Searchlight Town Hall meeting

Longtime Searchlight resident Sabra Shawn speaks against the wind energy project during a Searchlight Town Hall Meeting at the Searchlight Community Center Thursday, June 25, 2009. Launch slideshow »


SEARCHLIGHT — Duke Energy representative Robert Charlebois began Thursday afternoon’s public meeting on the company’s plans to build a large wind farm here by trying to make clear to residents that he had learned from earlier rejections.

“I remember the first meeting walking out with the unambiguous understanding that our original proposal was completely unacceptable to the town,” Charlebois said of a meeting in January on the wind project. “We went back to the drawing board.”

If Charlebois had hoped to win over residents’ support with a new plan, it didn’t work out that way.

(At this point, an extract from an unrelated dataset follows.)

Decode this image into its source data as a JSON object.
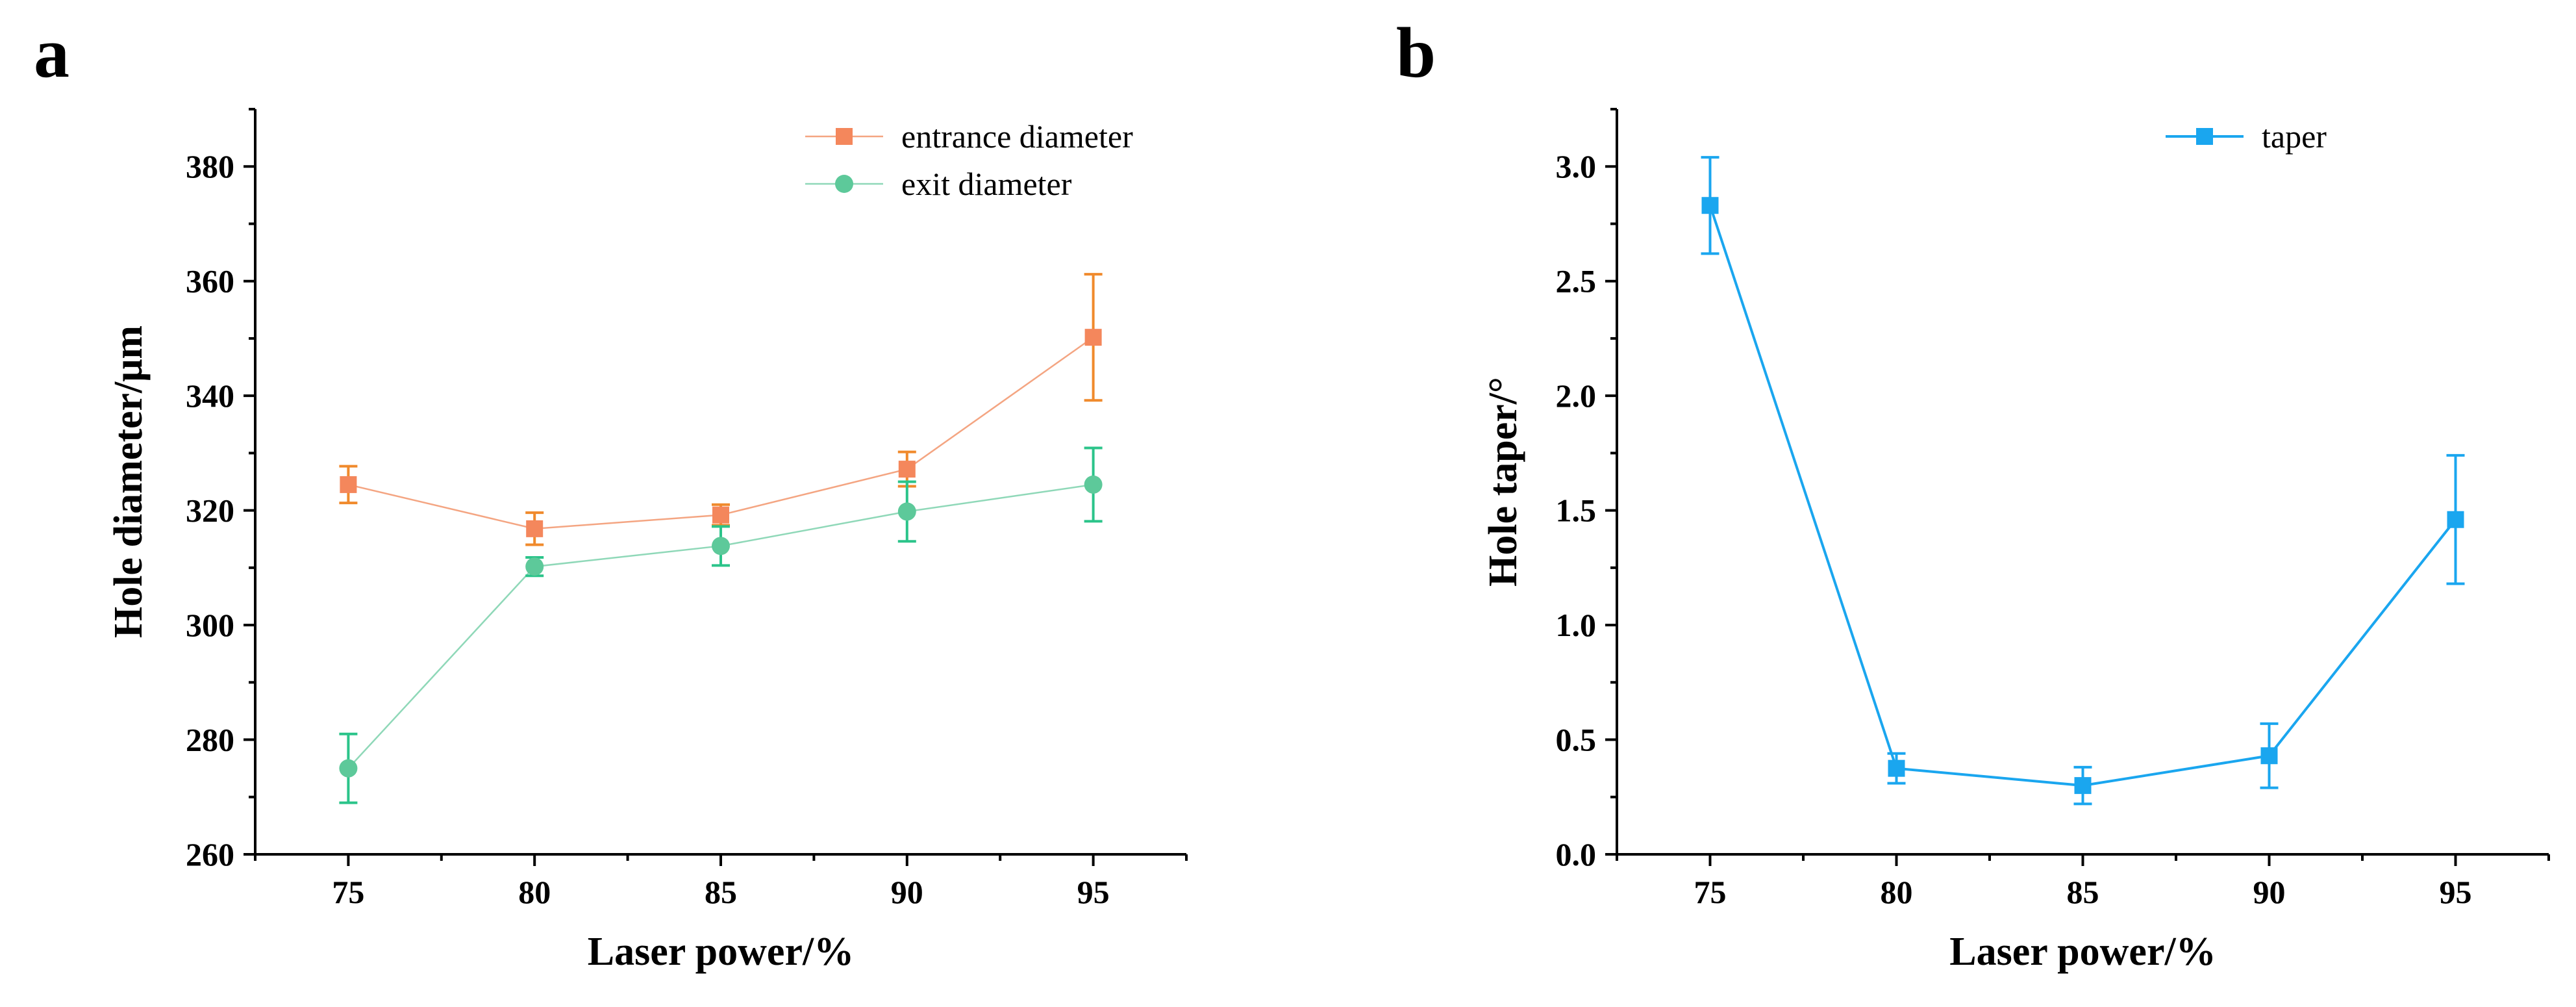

In a nearly unanimous chorus, Searchlight residents came out loudly against the latest iteration of a planned wind project near their town at a community meeting held in the town’s community center and museum hall.

“I think little Searchlight is being thrown under the bus,” said Judy Bundorf, a part-time Searchlight resident and the first of many at the meeting to speak out against the wind farm.

Duke Energy wants to develop up to 370 megawatts of wind energy in the area, through 140 wind turbine generators that each stand about 400 feet tall.

Residents said they were concerned the plans would negatively impact wildlife and affect their views, and several in the crowd were skeptical that renewable energy could be cost-effective.

The public meeting was held as part of the process from the Bureau of Land Management to review the application to impact 600 acres — 200 permanently — of federal desert land near the town of 800 about 60 miles south of Las Vegas.

Clark County Commissioner Steve Sisolak, who said he favors the project, led the proceedings.

About 65 people attended the meeting, and over the course of two hours, a good portion spoke out against the project.

“I moved to Searchlight because I love birds,” said Robert Shawn, who said he recently watched a bald eagle fly near his Yucca plants. “Do we need to ruin their home? Their home is in Searchlight. There’s the whole entire state. I know it’s pretty windy everywhere you go.”

Representing the company, Charlebois explained that Duke Energy had carefully considered that the land around Searchlight was the most feasible place to construct Southern Nevada’s first wind farm.

At Thursday’s meeting, Charlebois was joined at the podium by several representatives of the Bureau of Land Management, who assured residents they would carefully review the impact of the wind turbines on desert tortoises, sheep, birds, and other animals and plants before deciding whether to approve the project.

Searchlight’s wind farm presents an early test of renewable energy developments on public lands in Nevada. Many projects are still in the earlier stages of the time-consuming BLM approval process.

The Obama administration has said that speeding up that process is a top priority because it believes renewable energy developments will help reduce dependence on foreign oil and curb global warming. BLM will not sacrifice careful environmental review of the projects, officials insist.

National and local environmental groups have largely supported sacrificing certain lands for the purpose of slowing climate change, and Nevada Conservation League Executive Director Scot Rutledge represented that view at the meeting Thursday.

Nonetheless, steep hurdles — including concerns about sacrificing desert lands and aesthetics — are likely to persist, particularly among residents who live near the planned projects.

Several meeting participants spoke with fondness of their views of nearby Spirit Mountain, which they said they fear will become adulterated by the tall wind turbines spinning rapidly nearly every day and night.

Charlebois said the company had taken negative comments at an earlier meeting in January into account and was scaling back the project from an initial 180 towers surrounding the town to 140 towers to the east and south of Searchlight. Charlebois said he expects to revise that to reflect plans for even fewer towers soon.

Yet at the meeting, just one Searchlight resident spoke in favor of the project.